Interview: Mr. Harada, Housengama

2016.01.05 Interview by Kanae Hasegawa housengama co. ltd, interviews

The Housengama pottery in Arita is no stranger to working with contemporary designers; it was one of the original potteries behind the successful 1616 / arita japan brand and currently produces the Standard collection by Teruhiro Yanagihara. Gen Harada is the current director of Housengama. Here he explains how the ambitious 2016/ project differs from what has gone before and the new challenges that his, and other Arita potteries, face in the near future.


- Housengama was first established during the Edo period, could you tell us a little about the beginnings of the company?

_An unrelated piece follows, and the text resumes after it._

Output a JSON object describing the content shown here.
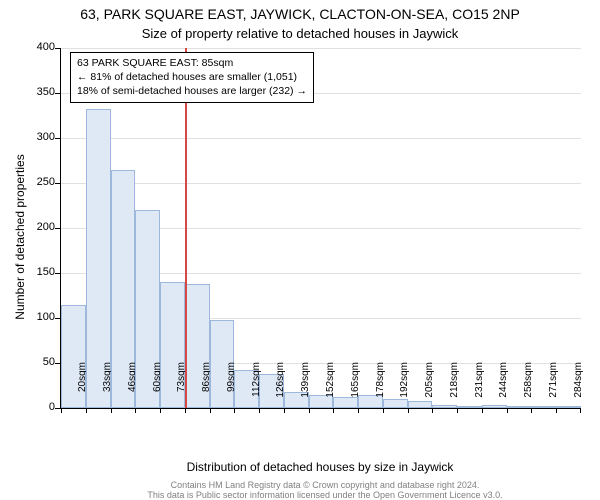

Our ancestors produced pottery for the Nabeshima clan during the Edo period. They specialised in handpainting using red and gold colours. At that time, the porcelain vessels would have been fired at other kilns and the pottery that my ancestors owned was not yet called ‘Housen’. It was my father who named the pottery Housengama (Housen kiln) in 1989. At the same time, the uniquely mixed red colour that we have used for centuries was named ‘Housen Red’. The products that we were making during that period were typical of classical designs and received much acclaim. Since then, Housen has also developed a system for mass producing durable tableware for the restaurant industry. However, in recent years this industry has become volatile and Housengama suffered as a result. It was at this point that Momota-San asked us to join the 1616 / arita japan project, which was then a new brand with its own shop opening at the Palace Hotel in Tokyo.


- You worked with international designers and created new aritaware previously for 1616 / arita japan. How does the 2016/ project differ from this earlier endeavour?

When collaborating with designers who have no real experience of working in ceramic or porcelain, it can be difficult to modify their designs for production. They don’t know how the vessel will shrink during firing or how difficult their shapes might be for mold making etc. However, the designer we are working with for 2016/ does have experience of porcelain so he understands the basic conditions and has proposed us a workable design – therefore it has been an easier process. We’ve found that the designers who have experience in product design have an aptitude of designing for mass production.
That said, there have been some production challenges with our 2016/ products; we have developed a complex new mold with the experts at the Saga Ceramics Research Laboratory – their skills are remarkable. We asked the research center to make a prototype with their CNC milling machines from which we can produce molds for mass production. This is costly and complex but I think it is necessary to challenge our pottery with new shapes that were not possible to produce previously.


- 16 designers are working on new products with the potteries in Arita. The final number of items in the 2016/ collection will be huge.

That's right. Since each of the designers has designed more than 10 items, there will be in excess of 200 new items in the 2016/ collection. That means more than 200 molds are required and there are likely to be difficulties ahead as we all shift into the production phase. Cultivating new distribution channels for all these products will be challenging as well.


- What are your thoughts on the future difficulties of the project?

How the products perform at the retail stage is key to the future success of this venture. How retailers stock the products and work with the end user, on behalf of us, is hard to control. Producing and holding stock of these untested items is risky too, for everyone including the potteries. Communicating an awareness of these things with all the different people and different businesses involved in each product is an important aspect of the project.